Let’s start with what actually we are going to talk about.

## What is deep learning?

First we need to define what is hidden behind word AI—that is what do Artificial Intelligence, machine learning, and **deep learning** mean and how are they interrelated?

**Artificial intelligence**: the effort to automate intellectual tasks normally performed by humans,**Machine learning**: the study of computer algorithms that improve automatically through experience,**Deep learning**: subcategory of**ML**, the goal is to create a neural network of any kind (e.g. speech recognition, face recognition)

## A brief history of machine learning

Nowadays deep learning has reached a level of public attention and industry investment never seen before in the history of AI. Actually, it isn’t the first success of this domain. Today’s machine learning algorithms used in the industry aren’t deep learning algorithms.

Why is that? The answer is simple—deep learning isn’t always the right tool for **problem solving**. Sometimes there isn’t enough data or a given problem can be solved just by using a different algorithm. Often, under the hype, many people would like to use deep learning for solving problems of all kinds.

To avoid such situation it’s necessary to be familiar with other approaches and practice them when appropriate. But first, I would like to shortly describe the history of machine learning—its development.

### 1. Probabilistic modelling

It was one of the earliest forms of machine learning and it’s still widely used to this day. The most known algorithm in this category is the **Naive Bayes algorithm**. It is the type of machine learning classifier based on Bayes’ theorem. To start using **Naive Bayes classifier** you only need to know Bayes’ theorem and the foundations of statistics.

Another popular algorithm, which is also considered to be the “hello world” of modern machine learning is the **logistic regression**—logreg. **Logreg** is also useful to these days thanks to its simple nature.

**2. Early neural networks**

First iterations of neural network have been completely supplanted by modern approaches to neural networks. In the mid-1980s, when many people rediscovered the backpropagation algorithm—a way to train chains of parametric operations using gradient-descent optimization neural networks.

The first practical application of neural nets came in 1989. Yann LeCun combined the earlier ideas of **convolutional neural networks** and **backpropagation**. His neural network was able to solve the problem of classifying handwritten digits. This resulting network was used by the United States Postal Service in the 1990s to automate reading of ZIP codes on mail envelopes.

**3. Kernel methods**

After the success of neural network, new trend raised after 1990—**kernel methods**. Kernel methods sent the neural network into the darkness for a couple of years. Kernel methods are group of classification algorithms.

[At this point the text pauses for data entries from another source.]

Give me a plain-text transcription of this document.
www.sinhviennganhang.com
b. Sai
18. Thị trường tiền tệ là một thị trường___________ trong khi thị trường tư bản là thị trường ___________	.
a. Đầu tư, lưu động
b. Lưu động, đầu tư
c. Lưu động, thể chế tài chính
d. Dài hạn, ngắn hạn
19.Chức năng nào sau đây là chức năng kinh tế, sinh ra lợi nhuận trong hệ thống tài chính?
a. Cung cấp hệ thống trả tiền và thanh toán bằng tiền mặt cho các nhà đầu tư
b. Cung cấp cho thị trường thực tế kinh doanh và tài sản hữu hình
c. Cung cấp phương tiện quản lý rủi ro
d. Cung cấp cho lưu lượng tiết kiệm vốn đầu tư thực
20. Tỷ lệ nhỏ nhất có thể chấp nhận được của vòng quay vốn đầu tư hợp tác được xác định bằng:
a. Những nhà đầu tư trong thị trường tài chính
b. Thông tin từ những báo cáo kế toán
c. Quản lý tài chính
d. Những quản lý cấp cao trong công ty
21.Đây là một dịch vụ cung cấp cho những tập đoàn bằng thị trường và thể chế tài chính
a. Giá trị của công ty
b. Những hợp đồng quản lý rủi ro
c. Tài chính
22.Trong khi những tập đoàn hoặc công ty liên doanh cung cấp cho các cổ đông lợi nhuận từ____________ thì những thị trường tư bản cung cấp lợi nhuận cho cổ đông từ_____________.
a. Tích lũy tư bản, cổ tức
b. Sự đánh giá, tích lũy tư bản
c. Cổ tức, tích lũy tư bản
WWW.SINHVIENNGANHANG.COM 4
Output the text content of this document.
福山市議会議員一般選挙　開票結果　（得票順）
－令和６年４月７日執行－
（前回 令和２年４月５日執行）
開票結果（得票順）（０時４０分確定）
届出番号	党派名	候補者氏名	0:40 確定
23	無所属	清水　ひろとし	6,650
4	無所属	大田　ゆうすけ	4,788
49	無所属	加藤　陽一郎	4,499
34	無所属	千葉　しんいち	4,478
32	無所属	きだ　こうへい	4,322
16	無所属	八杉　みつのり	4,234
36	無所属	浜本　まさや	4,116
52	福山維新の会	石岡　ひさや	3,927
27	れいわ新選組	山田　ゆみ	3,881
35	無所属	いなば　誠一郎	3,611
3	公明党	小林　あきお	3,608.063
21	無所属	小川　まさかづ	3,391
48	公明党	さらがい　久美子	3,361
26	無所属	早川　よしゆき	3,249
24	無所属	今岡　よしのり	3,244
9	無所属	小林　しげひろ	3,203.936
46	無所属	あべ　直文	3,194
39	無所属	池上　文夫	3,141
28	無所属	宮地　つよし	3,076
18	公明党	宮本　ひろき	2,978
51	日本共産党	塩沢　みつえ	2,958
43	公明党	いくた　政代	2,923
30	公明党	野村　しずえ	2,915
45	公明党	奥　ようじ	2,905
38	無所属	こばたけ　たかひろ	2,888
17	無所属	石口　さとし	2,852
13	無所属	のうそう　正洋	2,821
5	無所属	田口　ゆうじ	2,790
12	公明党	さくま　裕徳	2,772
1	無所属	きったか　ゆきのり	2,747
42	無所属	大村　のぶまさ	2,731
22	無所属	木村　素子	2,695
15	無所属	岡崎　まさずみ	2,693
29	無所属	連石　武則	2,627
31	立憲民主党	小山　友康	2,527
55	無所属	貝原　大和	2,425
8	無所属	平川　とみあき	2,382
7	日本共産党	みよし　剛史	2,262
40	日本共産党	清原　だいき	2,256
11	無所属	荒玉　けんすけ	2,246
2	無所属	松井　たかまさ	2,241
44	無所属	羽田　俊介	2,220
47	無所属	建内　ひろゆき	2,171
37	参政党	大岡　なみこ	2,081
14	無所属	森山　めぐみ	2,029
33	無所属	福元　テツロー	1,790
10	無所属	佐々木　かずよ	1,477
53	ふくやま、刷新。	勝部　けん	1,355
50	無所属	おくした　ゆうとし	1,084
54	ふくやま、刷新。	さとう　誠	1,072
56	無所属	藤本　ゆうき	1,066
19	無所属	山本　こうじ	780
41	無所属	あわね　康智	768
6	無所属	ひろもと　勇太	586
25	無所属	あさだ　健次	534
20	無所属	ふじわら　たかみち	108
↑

The most known algorithm from kernel methods is SVM—**Support Vector Machine**. SVM aims at solving classification problems by finding good decision boundaries between two sets of points belonging to two different categories.

You can think about boundary as a line which splits your two sets of training data into two categories (I skip explanation what is the SVM, because this article might be too big). At the time they were developed, SVMs were very efficient in simple classification problems and were one of the few machine-learning methods backed by extensive theory and amenable to serious mathematical analysis, making them well understood and easily interpretable.

The downside of SVMs was scaling to large datasets and didn’t provide good results. SVMs required first extracting useful representations manually (feature engineering) which is difficult.

**4. Decision trees, random forests and gradient boosting machines**

Decision trees are flow chart like structures that let you classify input data points or predict output values given inputs. They are easy to present and interpret. The interest starts in 2000s and by 2010 they were ofter preferred to kernel methods.

**Random forest** takes **decision tree learning** and builds a large number of specialised decision trees and then combine their outputs. Random forests are applicable to a wide range of problems. When the **Kaggle** (machine learning site http://kaggle.com) got started the random forests were the most popular algorithm.

In the 2014 the **gradient boosting machines** take down the random forests from the throne. Gradient boosting machines, like a random forest, based on combine weak prediction models, generally decision trees. It uses gradient boosting to improve any ML model by iteratively training new models that specialise in addressing the weak points of the previous models. Gradient boosting technique outperforms the random forests most of time while having similar parameters.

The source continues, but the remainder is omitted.